Dereverberation robust to speaker´s azimuthal orientation in multi-channel human-robot communication

The acoustical dynamics of reverberation in an enclosed environment poses a problem to human-robot communication. Any change in the azimuthal orientation of the speaker contributes to unpredictable acoustical activity resulting in a degradation in the performance of the automatic speech recognition (ASR) system. Thus, dereverberation techniques need to address this issue prior to ASR. Dereverberation in multi-channel applications primarily evolves in the adoption of a suitable reverberant model that results to a computationally feasible solution and at the same time yields an accurate estimate of the harmful reflections (i.e., late reflection) for effective suppression. In this paper we address this problem by introducing a hybrid method based on multi-channel processing on a singlechannel reverberant model platform. The proposed method is capable of accurate signal estimation, a property inherent to a multi-channel system, and at the same time bears the computational efficiency derived from single-channel reverberant model approach.
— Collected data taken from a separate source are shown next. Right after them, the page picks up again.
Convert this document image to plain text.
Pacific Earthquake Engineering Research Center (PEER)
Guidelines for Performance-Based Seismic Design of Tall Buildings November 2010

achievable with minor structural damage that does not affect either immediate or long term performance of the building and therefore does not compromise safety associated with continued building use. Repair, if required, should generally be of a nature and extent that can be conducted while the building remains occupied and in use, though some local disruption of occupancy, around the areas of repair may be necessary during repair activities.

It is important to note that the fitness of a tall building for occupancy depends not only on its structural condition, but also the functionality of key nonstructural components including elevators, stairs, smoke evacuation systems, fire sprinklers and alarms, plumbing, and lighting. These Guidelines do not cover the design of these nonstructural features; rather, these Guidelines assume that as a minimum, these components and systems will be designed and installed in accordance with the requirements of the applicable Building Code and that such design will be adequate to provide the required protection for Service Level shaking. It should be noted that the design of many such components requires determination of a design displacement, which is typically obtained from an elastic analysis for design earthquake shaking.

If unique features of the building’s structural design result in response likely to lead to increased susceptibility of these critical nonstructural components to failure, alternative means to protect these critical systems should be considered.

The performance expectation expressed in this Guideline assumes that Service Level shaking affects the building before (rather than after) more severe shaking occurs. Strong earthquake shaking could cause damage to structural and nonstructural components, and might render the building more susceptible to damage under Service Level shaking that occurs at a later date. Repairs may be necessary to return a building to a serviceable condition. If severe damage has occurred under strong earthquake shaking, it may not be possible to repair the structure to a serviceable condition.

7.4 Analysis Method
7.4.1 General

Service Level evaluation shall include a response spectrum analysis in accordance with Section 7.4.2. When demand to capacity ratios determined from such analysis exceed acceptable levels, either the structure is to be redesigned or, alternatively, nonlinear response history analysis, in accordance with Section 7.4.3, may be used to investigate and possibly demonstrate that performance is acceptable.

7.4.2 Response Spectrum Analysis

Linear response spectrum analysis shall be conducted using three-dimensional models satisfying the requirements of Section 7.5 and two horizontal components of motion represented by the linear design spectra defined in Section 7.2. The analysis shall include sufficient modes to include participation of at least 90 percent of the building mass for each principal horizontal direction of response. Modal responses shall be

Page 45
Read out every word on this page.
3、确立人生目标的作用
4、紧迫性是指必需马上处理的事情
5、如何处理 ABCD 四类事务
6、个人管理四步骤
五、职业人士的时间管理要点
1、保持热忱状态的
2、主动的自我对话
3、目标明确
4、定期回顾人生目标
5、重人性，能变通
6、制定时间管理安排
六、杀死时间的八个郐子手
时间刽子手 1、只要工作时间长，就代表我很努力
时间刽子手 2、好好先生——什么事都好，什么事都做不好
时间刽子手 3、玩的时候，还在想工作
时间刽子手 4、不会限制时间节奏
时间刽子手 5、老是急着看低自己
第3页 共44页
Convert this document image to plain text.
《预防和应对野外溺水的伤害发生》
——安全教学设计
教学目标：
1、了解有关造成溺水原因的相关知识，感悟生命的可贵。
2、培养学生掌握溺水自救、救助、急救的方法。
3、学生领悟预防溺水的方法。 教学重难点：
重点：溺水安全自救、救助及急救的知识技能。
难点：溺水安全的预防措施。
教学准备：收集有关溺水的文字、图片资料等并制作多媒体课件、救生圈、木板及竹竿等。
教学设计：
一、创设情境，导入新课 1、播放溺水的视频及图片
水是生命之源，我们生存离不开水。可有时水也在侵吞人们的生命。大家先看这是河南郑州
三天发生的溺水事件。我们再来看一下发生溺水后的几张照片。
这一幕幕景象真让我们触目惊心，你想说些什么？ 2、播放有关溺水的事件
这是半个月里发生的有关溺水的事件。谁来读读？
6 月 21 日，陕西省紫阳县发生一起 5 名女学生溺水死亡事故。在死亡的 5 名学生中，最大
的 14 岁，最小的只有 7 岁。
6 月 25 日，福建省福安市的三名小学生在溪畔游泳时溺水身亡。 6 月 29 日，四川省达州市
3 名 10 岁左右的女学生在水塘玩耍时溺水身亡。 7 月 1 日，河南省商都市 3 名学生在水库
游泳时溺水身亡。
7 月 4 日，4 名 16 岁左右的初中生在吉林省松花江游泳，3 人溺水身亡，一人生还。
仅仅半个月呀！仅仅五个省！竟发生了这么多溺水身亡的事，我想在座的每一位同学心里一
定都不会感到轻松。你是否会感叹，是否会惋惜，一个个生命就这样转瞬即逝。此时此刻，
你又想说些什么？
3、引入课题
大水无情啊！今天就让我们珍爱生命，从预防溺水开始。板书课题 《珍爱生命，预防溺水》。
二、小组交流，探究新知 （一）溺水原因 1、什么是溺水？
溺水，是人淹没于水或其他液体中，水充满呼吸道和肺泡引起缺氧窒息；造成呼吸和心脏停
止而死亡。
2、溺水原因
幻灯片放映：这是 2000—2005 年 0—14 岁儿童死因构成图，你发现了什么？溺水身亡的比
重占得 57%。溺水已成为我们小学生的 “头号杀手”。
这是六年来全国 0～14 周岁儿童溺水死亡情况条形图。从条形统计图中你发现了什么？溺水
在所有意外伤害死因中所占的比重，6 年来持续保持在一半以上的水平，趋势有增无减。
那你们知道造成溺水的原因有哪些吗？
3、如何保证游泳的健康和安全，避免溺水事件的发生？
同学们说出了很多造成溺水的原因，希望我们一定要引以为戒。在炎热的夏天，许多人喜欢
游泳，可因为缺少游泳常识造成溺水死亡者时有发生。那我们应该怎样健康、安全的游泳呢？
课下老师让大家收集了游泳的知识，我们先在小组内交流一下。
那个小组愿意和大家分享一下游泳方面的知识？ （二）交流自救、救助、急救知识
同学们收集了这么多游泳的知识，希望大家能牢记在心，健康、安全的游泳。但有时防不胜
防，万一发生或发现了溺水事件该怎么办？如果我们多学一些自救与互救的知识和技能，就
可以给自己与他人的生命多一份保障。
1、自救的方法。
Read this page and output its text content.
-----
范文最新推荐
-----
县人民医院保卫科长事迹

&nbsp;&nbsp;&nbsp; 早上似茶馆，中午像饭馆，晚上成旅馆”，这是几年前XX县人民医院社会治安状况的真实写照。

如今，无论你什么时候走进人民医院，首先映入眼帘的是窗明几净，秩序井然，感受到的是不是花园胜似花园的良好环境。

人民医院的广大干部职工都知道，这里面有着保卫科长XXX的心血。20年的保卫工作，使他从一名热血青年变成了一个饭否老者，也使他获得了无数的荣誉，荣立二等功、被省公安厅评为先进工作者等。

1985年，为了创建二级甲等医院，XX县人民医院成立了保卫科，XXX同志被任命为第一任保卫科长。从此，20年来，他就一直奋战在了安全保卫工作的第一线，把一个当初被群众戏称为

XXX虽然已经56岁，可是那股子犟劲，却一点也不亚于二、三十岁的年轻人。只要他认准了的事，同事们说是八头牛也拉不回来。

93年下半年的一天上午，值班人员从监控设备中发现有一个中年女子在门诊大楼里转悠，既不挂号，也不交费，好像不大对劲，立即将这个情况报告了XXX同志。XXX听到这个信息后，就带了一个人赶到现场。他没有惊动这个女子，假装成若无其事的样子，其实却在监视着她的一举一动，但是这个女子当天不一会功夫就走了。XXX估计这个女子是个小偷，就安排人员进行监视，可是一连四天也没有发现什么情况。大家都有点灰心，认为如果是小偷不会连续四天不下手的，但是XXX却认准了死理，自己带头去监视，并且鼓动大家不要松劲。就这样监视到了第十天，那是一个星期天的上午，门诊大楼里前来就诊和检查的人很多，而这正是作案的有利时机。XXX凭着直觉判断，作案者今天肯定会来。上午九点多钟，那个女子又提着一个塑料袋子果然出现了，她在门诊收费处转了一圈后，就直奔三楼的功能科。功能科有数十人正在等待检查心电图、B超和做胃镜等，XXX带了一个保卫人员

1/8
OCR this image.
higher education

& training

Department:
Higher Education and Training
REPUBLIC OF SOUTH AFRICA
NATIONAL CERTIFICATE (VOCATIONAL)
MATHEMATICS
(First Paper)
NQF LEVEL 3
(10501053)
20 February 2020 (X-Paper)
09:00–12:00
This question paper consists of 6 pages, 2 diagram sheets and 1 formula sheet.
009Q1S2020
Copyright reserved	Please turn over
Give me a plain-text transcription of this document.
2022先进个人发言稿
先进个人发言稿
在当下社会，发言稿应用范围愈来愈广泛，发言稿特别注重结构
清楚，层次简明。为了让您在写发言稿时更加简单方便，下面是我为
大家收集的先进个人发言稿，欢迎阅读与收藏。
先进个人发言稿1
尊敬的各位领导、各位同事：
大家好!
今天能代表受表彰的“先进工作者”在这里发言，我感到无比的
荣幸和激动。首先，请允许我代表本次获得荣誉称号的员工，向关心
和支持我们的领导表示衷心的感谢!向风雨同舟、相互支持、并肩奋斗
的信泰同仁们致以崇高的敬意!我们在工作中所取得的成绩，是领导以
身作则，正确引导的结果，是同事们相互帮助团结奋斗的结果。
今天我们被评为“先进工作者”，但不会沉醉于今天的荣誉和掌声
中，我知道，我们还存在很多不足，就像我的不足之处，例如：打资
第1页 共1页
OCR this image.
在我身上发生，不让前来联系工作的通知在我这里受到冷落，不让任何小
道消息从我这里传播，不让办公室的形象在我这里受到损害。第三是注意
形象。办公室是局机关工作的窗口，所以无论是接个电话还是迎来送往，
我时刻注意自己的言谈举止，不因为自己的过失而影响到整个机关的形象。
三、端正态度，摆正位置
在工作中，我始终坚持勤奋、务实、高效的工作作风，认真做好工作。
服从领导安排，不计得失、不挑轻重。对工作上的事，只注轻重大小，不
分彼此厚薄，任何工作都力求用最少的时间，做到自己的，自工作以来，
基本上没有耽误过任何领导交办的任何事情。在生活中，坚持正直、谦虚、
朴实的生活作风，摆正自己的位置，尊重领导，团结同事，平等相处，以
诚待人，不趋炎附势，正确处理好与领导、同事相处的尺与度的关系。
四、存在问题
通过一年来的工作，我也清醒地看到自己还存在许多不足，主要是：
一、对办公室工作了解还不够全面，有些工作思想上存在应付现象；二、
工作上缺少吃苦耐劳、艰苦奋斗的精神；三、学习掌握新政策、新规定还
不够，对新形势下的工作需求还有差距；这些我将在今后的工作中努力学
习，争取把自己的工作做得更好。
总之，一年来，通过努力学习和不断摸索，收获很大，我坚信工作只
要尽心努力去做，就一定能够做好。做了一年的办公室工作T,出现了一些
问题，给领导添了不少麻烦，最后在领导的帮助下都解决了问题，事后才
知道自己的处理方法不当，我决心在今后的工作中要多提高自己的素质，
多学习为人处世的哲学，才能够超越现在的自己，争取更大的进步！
The proposed method is summarized as follows; First, multi-channel sound-source processing is employed to obtain the full reverberant and the late reflection signal estimates. Then, equalization is employed to update the late reflection estimate reflective of the change in azimuth prior to dereverberation. The equalization parameters for azimuthal change are obtained through an offline optimization procedure. Experimental evaluation in an actual human-robot communication environment shows that the proposed method outperforms existing methods in terms of robustness in the ASR performance.